Enumerating the semicolon

The semicolon has an interesting history, which is traced rather well by Paul Collins in his 2008 Slate article. I thought I'd go back and have another look at some of the numbers, which can now be calculated with somewhat better reliability. 

This graph demonstrates the rise and fall of the semicolon in English. Its popularity peaked right around 1800 at just shy of 1% of the words. That is to say there were almost 10,000 semicolons per million words. That's a little more common than is is today.

Frequency of semicolon use (Source: Google Books Ngram viewer)
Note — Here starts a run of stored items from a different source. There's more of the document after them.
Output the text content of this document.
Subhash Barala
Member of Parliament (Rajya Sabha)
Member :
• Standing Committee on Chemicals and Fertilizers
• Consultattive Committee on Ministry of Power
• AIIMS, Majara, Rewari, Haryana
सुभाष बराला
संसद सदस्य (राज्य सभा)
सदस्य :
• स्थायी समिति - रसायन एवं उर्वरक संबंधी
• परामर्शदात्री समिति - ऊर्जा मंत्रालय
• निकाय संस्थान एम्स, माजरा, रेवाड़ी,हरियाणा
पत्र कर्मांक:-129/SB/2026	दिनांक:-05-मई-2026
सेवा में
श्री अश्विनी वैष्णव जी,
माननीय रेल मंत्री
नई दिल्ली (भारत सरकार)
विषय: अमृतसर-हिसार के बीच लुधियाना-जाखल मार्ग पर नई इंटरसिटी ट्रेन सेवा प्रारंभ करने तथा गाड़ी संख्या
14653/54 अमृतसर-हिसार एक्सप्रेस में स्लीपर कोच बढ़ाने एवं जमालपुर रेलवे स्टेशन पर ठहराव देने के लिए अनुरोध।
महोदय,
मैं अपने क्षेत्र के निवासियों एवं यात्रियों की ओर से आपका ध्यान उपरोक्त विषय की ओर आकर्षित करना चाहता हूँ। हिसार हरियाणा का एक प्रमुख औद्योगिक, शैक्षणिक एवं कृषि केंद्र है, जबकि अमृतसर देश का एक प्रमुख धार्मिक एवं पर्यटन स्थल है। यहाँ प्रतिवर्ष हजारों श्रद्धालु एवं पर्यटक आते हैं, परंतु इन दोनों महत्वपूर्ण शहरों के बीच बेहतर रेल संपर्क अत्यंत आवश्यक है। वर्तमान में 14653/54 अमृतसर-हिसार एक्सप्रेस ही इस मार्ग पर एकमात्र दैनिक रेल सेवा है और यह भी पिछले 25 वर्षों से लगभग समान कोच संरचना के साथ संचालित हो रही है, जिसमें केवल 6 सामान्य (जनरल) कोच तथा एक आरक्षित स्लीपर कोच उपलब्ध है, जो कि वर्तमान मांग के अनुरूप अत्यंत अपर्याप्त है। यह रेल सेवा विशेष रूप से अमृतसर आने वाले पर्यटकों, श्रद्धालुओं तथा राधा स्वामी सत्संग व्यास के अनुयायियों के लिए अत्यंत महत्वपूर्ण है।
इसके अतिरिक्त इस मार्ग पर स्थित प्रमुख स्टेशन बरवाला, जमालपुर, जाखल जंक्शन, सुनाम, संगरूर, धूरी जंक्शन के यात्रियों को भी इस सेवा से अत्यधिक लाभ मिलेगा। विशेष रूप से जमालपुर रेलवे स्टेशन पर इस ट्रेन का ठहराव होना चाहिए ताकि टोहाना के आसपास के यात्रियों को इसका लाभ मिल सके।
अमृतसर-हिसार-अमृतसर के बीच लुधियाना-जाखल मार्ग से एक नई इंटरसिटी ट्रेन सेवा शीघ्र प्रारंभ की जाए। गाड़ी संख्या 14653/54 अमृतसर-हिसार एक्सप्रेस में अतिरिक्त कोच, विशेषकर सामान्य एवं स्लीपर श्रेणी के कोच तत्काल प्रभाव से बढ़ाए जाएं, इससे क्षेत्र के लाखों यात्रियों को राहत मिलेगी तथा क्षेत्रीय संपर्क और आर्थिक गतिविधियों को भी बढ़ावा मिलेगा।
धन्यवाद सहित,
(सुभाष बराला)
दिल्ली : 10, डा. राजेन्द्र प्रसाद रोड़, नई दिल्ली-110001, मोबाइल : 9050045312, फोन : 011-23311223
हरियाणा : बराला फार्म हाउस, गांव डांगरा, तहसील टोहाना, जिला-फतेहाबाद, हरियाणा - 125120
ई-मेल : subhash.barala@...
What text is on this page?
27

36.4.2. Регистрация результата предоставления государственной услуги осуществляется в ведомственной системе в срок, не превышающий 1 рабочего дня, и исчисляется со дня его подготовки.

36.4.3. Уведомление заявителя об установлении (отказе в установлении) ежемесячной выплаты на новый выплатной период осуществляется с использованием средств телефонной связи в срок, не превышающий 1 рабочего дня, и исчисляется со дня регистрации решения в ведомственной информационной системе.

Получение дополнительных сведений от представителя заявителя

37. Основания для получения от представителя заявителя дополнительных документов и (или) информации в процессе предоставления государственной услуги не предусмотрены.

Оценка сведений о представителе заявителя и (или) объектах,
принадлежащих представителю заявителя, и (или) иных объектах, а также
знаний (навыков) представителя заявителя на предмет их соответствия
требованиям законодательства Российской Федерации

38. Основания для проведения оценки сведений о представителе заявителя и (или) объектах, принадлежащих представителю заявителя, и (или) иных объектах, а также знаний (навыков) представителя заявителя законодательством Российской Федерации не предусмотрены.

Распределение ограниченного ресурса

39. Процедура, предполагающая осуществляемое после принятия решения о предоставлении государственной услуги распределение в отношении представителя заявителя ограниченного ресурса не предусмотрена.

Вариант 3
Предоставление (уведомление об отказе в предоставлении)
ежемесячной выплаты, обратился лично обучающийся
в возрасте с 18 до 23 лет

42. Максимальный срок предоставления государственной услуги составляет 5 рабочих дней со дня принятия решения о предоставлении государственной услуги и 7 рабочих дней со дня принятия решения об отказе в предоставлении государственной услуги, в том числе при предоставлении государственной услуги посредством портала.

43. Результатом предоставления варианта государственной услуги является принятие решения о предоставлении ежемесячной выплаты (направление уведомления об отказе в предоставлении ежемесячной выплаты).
The Ngram viewer is fantastic for the sheer number of texts it includes, but there are some problems, mainly related to not being able to see what's going on behind the scenes. And these are exacerbated by the fact that we're working with a punctuation mark instead of a word because Google proper doesn't allow punctuation searches. So if you want to get examples of semicolon use from the early 1500s, for example, you're out of luck.

But there are also good reasons to worry about the accuracy. See that little blip at the far right where, after 200 years of solid decline, there appears to be a resurgence? Well, restrict your search to just American English or just British English, and there's no uptick. So, is it the Canadians and the Australians who are fuelling this trend, or is the graph wrong? There's no way to know.

Then there's the question of how the semicolon is being used. My guess would be that over the last 200 years, the semicolon has been used more and more as a kind of super comma to delimit list items that themselves contain commas, especially in academic writing where multiple studies are listed this way (e.g., Moon, 2009; Yazdi, 1992). Unfortunately, none of my usual tools allow me to test this diachronically. In fact, both the COCA and COHA interfaces seem to have some kind of glitch when it comes to semicolons. I've notified Mark Davies, so I'll update this if he fixes it soon. [now fixed; update here]

All I'm left with, then, is the BNC. I search there for a random set of 100 lines with a semicolon, finding 144 semicolons of which 95 were list separators. The remaining 49 were clausal separators (e.g., They were triumphant; they had won the case.). That's a frequency of about 1,000 instances per million words, which is a little more frequent than the most common of the words from the Academic Word List (e.g., area occurs about 800 times per million words), but it's much less frequent than the peak of the graph above.

1 comment:

Rae said...

I believe that I am responsible for the slight uptick on the right of the graph; I love semicolons!